Дерик, усевшись в удобное кресло, огляделся. Они, по-видимому, находились в зале для курящих какого-то клуба — неказистого заведения, обстановка которого резко отличалась от той, где он только что побывал. Петигрю наконец замолчал. Пока они ждали виски, Дерик имел возможность рассмотреть своего нежданного собутыльника. Он отметил, что Петигрю выглядел усталым и удрученным. Он сидел молча, уставившись на огонь в камине, и, казалось, забыл о существовании гостя, которому навязал свое общество.
Петигрю ожил, когда принесли выпивку.
— Ваше здоровье, — провозгласил он и отпил большой глоток. — Ну, как насчет идеалов?
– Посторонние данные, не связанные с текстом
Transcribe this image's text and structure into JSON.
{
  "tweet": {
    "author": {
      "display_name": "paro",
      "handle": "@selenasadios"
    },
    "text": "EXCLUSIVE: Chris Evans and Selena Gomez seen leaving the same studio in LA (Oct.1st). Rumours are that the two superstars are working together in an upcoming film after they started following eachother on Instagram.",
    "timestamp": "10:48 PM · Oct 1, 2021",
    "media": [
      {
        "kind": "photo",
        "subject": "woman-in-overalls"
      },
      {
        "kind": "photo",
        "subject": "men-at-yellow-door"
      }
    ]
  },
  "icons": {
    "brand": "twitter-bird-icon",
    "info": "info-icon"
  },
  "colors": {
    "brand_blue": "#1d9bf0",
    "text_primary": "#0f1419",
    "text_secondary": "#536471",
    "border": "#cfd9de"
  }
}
Все держитесь за них?
— По крайней мере, пока не утратил их, — ответил Дерик.
— Прекрасно. У меня тоже были идеалы в вашем возрасте. Идеалы и амбиции — о-го-го! Но не долго. Вы, случайно, не читали вечернюю газету?
— А что, там пишут об идеалах?
— Не совсем. Скорее об амбициях. Но не о ваших. Думаю, ваши заняли бы целую полосу под огромными заголовками. А там — маленькая заметочка где-то в уголке. — Он сделал еще глоток. — Они взяли и назначили Джефферсона судьей суда графства.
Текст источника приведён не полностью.